Jiuzhaigou National Park

Jiuzhaigou National Park, an enchanting Unesco World Heritage Site, is one of Sìchuān’s and even China’s star attractions. More than two million people visit annually to gawk at its famous bluer-than-blue lakes, rushing waterfalls and deep woodlands backlit by snowy mountain ranges. The park’s major sights are easily accessed on foot, via kilometres of well-maintained boardwalk trails, or by bus. There are even opportunities to camp.
Jiuzhaigou means ‘Nine Village Valley’ and refers to the nine Tibetan villages scattered in the parklands. According to Tibetan legend, Jiǔzhàigōu was created when a jealous devil caused the goddess Wunosemo to drop her magic mirror, a present from her lover the warlord god, Dage. The mirror dropped to the ground and shattered into 114 shimmering turquoise lakes.

Wulong Karst

Wulong Karst, an important destination of Southern China, is situated at the lower reaches of the Wujiang River in southeast Chongqing. It was named as a world natural heritage by UNESCO in 2007. The region’s rugged scenery is beautiful and unusual like that around the Guilin Province. As visitors descend down the first of the three massive stone archways, a mystical building set directly under Tianlong Bridge comes into view. This ancient outpost was featured in Zhang Yimou’s Curse of the Golden Flower (a fact proudly inscribed in a rock next to the building), and later in Michael Bay’s blockbuster hit, ‘Transformers: Age of Extinction’. 
Wulong Karst is a valuable natural treasure. It is a cluster of several landscapes, consisting of gorges, natural bridges, caves, eroded dolines, shafts and underground streams. These landforms developed in the carbonate rocks, vividly recording the development and evolution of the terrain in the Three Gorges area since Pleistocene Era. The Furong Cave, Three Natural Bridges and Houping Doline are the three representative karst landforms, developing under the condition of intermittent uplifting movement of the earth.

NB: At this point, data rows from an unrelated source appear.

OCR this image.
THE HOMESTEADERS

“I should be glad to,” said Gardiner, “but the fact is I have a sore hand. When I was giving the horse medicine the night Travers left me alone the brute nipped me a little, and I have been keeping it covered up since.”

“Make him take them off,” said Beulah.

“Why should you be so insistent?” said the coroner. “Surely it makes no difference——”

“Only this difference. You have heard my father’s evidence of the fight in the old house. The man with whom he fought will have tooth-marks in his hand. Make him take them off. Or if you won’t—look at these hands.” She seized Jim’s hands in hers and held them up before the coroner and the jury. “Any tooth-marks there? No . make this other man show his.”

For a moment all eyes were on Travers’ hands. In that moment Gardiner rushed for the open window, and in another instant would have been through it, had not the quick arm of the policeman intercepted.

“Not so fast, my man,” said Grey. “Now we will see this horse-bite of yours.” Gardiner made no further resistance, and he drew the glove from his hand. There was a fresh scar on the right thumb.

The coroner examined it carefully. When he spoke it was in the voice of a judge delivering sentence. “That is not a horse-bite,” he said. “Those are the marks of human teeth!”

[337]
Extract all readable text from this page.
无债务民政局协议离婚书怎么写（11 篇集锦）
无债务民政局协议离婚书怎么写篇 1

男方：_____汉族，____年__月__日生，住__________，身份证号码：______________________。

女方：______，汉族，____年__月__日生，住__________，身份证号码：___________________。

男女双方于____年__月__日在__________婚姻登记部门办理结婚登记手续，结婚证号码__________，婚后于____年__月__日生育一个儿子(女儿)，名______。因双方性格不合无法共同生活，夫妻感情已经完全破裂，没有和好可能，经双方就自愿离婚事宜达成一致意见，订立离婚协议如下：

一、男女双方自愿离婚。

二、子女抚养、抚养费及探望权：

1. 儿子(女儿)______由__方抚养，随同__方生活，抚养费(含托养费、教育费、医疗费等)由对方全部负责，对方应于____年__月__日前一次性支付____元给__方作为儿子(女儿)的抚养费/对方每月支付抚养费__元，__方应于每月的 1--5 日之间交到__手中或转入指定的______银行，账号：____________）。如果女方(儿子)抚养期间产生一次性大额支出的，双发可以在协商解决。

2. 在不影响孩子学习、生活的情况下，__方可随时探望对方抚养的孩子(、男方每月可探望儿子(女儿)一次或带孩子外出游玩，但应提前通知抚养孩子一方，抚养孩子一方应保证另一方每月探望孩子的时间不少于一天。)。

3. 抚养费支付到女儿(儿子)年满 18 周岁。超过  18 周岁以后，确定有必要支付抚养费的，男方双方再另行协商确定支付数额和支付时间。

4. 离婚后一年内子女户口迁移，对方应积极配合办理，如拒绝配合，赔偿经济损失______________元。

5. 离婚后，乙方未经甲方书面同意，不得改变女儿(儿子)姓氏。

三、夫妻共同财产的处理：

Zhangye Danxia Geological Park

Zhangye Danxia Geological Park is on the eastern foothills of the Qilian Mountains in Gansu Province. The swirling red, orange, yellow, white and brown lunar landscape of this national park is the result of sandstone and mineral deposits that have eroded into odd shapes over the course of millennia. These ‘rainbow mountains’ have been quietly drawing photographers for the last few years.
Infrastructure was installed inside the park after it was named a national geopark in 2011, making it very accessible to tourists. Wooden stairs and platforms allow visitors to reach the tops of the hills without damaging the delicate landscape and offer stunning views over the coloured strata.
The park opens early for a reason: the best time to visit (and photograph) this magnificent landscape is at sunrise on a clear day.

Tianmen Mountain

Tianmen Mountain in central China’s Hunan Province is among one of the most beautiful mountains in the world. Some unique features of the ridge include ‘Heaven’s Door’ and the 99 Bends, vertical cliffs, the thrilling cliff-hanging walkways, and the world’s longest cable car ride.
Visible from anywhere in the city of Zhangjiajie, this distinctive mountain range features Tianmen Dong, a prominent keyhole cut through the mountainside. The seriously lengthy 7km-long Tianmen Mountain cable car takes half an hour to hoist visitors up, and there are several glass-bottomed walkways at the top, including a nerve-shredding 100m-long stretch over a 300m drop that opened in 2016.

Yuanyang Rice Terrace

Located at the south of the Yunnan Province, the Yuanyang Rice Terraces have been a masterpiece of the ingenuity of the Hani people for generations. Picture hilltop villages, the only things visible above rolling fog and cloud banks, an artist’s palette of colours at sunrise and sunset, centuries-old rice covered hills, with a few water buffalo eyeing you contentedly nearby. It’s hard not to become indulgent when describing these rice terraces carved from the rolling topography by the Hani throughout centuries. They cover roughly 125 sq km and are one of Yunnan’s most stunning sights.
There are three observation points that are part of the UNESCO world heritage, and platforms have been built on these open-air observatories to accommodate tourists and photographers.